Something inside her weakened and ached. It was India that was doing this to her. It had to be. She was beginning to panic now, caught off guard and out in the open with nowhere to run by the shockingness of her own vulnerability to instincts over which she had previously believed she had total control.

She needed desperately to think about something else. The wedding she was here to attend, for instance.

Shalini had used the magnificent venue for her wedding as the inspiration for her choice of traditional clothes. Tom had thrown himself into it, and had looked amazing in his red and gold turban, his gold silk sherwani suit and scarf embroidered to match Shalini’s gold and red embroidered lehenga.
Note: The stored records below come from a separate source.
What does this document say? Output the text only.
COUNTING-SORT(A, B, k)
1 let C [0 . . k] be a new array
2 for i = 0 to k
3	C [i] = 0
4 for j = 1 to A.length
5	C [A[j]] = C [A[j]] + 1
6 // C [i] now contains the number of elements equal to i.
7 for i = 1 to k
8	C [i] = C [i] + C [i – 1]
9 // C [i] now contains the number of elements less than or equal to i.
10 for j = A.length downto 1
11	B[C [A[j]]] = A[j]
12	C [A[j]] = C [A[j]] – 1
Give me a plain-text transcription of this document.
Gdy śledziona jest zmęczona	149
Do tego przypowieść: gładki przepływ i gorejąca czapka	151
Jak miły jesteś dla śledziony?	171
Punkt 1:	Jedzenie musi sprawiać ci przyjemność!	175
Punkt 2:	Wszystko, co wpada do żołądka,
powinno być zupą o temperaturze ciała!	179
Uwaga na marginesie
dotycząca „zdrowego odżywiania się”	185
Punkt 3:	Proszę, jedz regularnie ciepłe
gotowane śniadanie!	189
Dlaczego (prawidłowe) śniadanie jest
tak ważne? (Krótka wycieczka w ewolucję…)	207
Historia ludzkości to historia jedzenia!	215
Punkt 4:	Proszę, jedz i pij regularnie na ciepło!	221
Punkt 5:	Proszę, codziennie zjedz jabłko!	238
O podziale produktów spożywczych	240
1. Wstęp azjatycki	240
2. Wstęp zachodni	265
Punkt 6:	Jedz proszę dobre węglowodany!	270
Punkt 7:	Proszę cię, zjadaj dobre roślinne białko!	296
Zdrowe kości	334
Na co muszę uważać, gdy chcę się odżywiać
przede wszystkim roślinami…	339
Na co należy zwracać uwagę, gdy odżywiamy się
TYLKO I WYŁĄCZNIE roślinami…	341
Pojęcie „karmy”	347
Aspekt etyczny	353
Keira would have wanted to attend Shalini and Tom’s wedding wherever it had been held; they, along with Shalini’s cousin Vikram, were her closest friends. And when Shalini had told her that she and Tom had decided to follow up their British civil marriage with a traditional Hindu ceremony here in Ralapur, nothing could have kept Keira away.

She had been longing to visit this ancient city state. It had captured her imagination immediately when she had first read about it. But Keira hadn’t just come here for Shalini’s wedding and to see the city. She had business here as well. She most certainly hadn’t come looking for romance, she decided, before elaborating on her presence at the wedding.

‘I was at university with Tom and Shalini,’ she explained, before asking curiously, ‘And you?’

It was typical of her type of woman that her voice should be low and husky, even if the slight vulnerable catch in it was a new twist on the world’s oldest story. He had no intention of telling her anything personal about himself, or the fact that his elder brother was the new Maharaja.